Değinmeden geçemeyeceğim bir diğer konu da iş ilanlarına bakarsan bu mesleği yapmak için endüstri mühendisi olman şart eğer endüstri mühendisi değilsen üzgünüm ne yazık ki lojistik depo yöneticisi olamıyorsun.

Abi sen Mühendis değilsin dediğini duyar gibiyim; bizim zamanımızda durum biraz farklıydı çok şükür 25 yıldır bu mesleği layıkıyla yapanlardan birisiyim. Şimdi endüstri mühendisleri alınganlık gösterecekler ancak onlara önerim şu olabilir siz daha iyi yerleri hak ediyorsunuz 🙂 Bence endüstri mühendisleri, bölümleri üzerine ihtisas sahibi olurlarsa ülkemiz adına çok daha güzel işlere imza atacaklardır diye düşünüyorum.

Aslında yapman gerekenler çok basit, geleni al, istenileni ver, üretileni depola, satılanları sevk et hepsi bu kadar kısaca “Sorgulama emirlere uy!” Abi sen böyle mi yapıyorsun diyorsan tabii ki hayır unutma uzaya bir mekik gidecekse o iş içinde bir lojistik operasyon şart. Sorgula, izle, araştır ve her zaman rakamlarla konuş ki ne demek istediğin net anlaşılsın.

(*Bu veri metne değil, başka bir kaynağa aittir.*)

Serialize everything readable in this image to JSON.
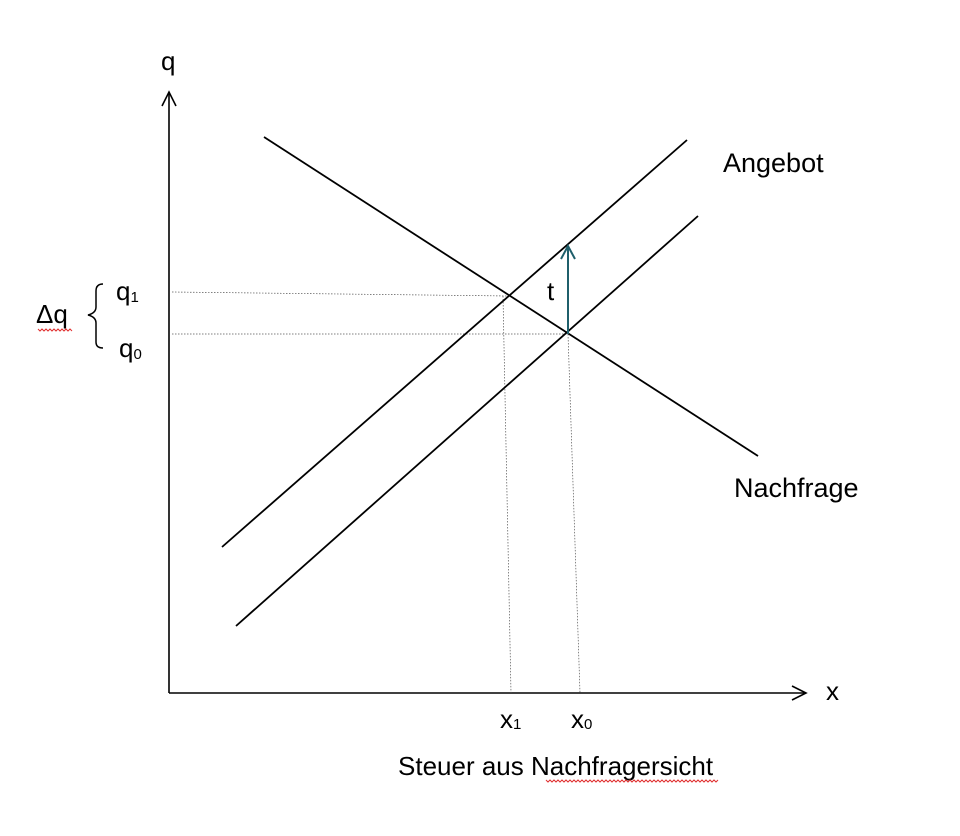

Son zamanlarda depo ve lojistik konusunda hocalarımın yazdığı kitaplarda gerçekten çok önemli bilgiler mevcut ve olmazsa olmazlarımız, bense yıllardır yaşadıklarını yazıya döken birisi olarak üzülerek belirtmeliyim ki yazdıklarıma ve yaşadıklarıma dayanarak kitaplarda yazılanlar ile saha hiç örtüşmüyor desem inan yeridir. İş görüşmesi yaparken öyle şeylerden bahsedilir ki tamam kendimi ifade edebileceğim yer burası dersin sonra sahada senden istedikleri şeyler aynı olmaz ve en acı olanı en üst mertebede olanlar yani patronlar senden bir gözünüzü yummanı ve bazı şeyleri görmezden gelmeniisterler. Sakın bu seniyanıltmasın her şey nizami olmak zorunda. Sayım günü geldiğinde zamanında yaptığın tüm hayati kurtarışlar bir kalemde silinir ve hesap vermekle hükümlü oldukların senden istenir.

Biraz da depo ve sevkiyat süreçlerini anlatayım müsaadenle. Süreçler nasıl işliyor ya da diğer bir deyimle süreçleri nasıl sadeleştirebiliriz biraz bunu konuşalım. Dilersen önce tedarik zinciri süreçlerini sadeleştirelim, sonrasında depo faaliyetleri konusuna eğilebiliriz.

Görüldüğü üzere ben tedarik zinciri süreçlerini kısalttım ve sadeleştirdim neden dersen.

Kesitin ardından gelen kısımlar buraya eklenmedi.